Todavia, as autoridades do setor devem agir com mais urbanidade e respeito ao abordarem o cidadão que paga impostos e possibilita a estabilidade financeira do ente público. Necessário que se busque a prevenção ao invés da pura e simples intenção de punição. Cediço que em certos municípios de nosso Estado, a produtividade dos agentes está na quantidade de multas aplicadas, e não na diminuição das infrações ou dos acidentes. O trânsito (multas) virou descaradamente meio de arrecadação. No caso concreto, necessário que se traga também à discussão, o vínculo existente entre os organismos de trânsito local e algumas empresas particulares que atuam em parceria com tais órgãos, no reboque de veículos encontrados nessas situações (O valor cobrado pelo serviço é justo e devido? Em caso de possível demanda judicial promovida pelos prejudicados, qual a responsabilidade dessas empresas?).
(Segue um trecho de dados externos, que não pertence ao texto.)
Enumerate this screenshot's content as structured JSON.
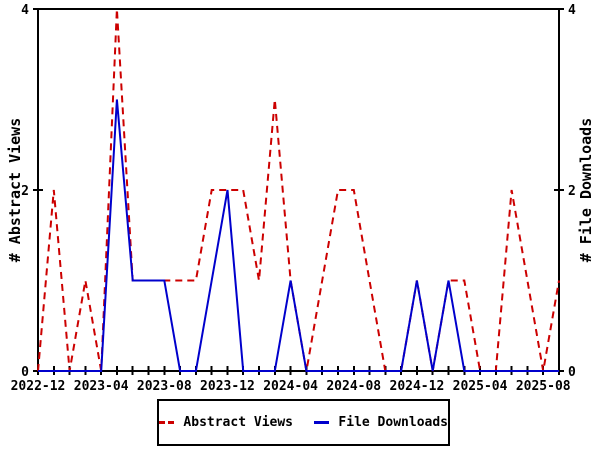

No mais, imperioso transcrevermos a seguinte mensagem: “O inspetor deve substituir a truculência pela cordialidade, a vontade pura e simples de punir, pelo singelo ato de educar e prevenir”.
Comandante Mafra,
Não acredito, no rompimento deste corporativismo ,Comandante, e muito menos cortar na própria carne,enfim, pra que esse subordinado, seja exemplarmente punido ( tendo garantido o direito do contraditório),. Sinceramente, Não acredito…mesmo tendo cometido essa “”Selvageria””, Comandante.
Se for PUNIDO, o “”” Rio Tapajós vira Mar”””.
A lei 9784/99 prevê a possibilidade de início do processo administrativo de ofício ou a pedido do interessado, conforme seu artigo 5°:
“Art. 5o O processo administrativo pode iniciar-se de ofício ou a pedido de interessado.”
À Administração Pública aplica-se o princípio da legalidade em sentido estrito. Isto significa que, quando o SUPERIOR HIERÁRQUICO se depara com uma conduta ilegal de um funcionário subordinado, tem o DEVER de puni-lo nos estritos termos da lei. Não há opção. Os agentes públicos não podem agir com favoritismo ou perseguição. Devem agir sob o princípio da impessoalidade, estritamente vinculados à lei. Por isso admite-se que o processo administrativo seja instaurado de ofício.
Inclusive Coronel, é perfeitamente admissível inclusive a denúncia anônima desde que traga o mínimo de indícios pertinentes.
Se o Sr. tiver dúvidas sobre o fato ou mesmo entender que as provas são frágeis, abra pelo menos uma sindicância para obter provas mais consistentes. Se bem que a prova testemunhal é muitoo vasta e ao meu ver bastante consistente.
Comandante, está em suas mãos.
Seria bom lembrar a autoridade comandante da PM em Stm, que o processo Administrativo pode ser iniciado de ofício pela autoridade não necessitando formalização da denúncia, pois ela ja está feita neste veículo de informação e de grande repercussão.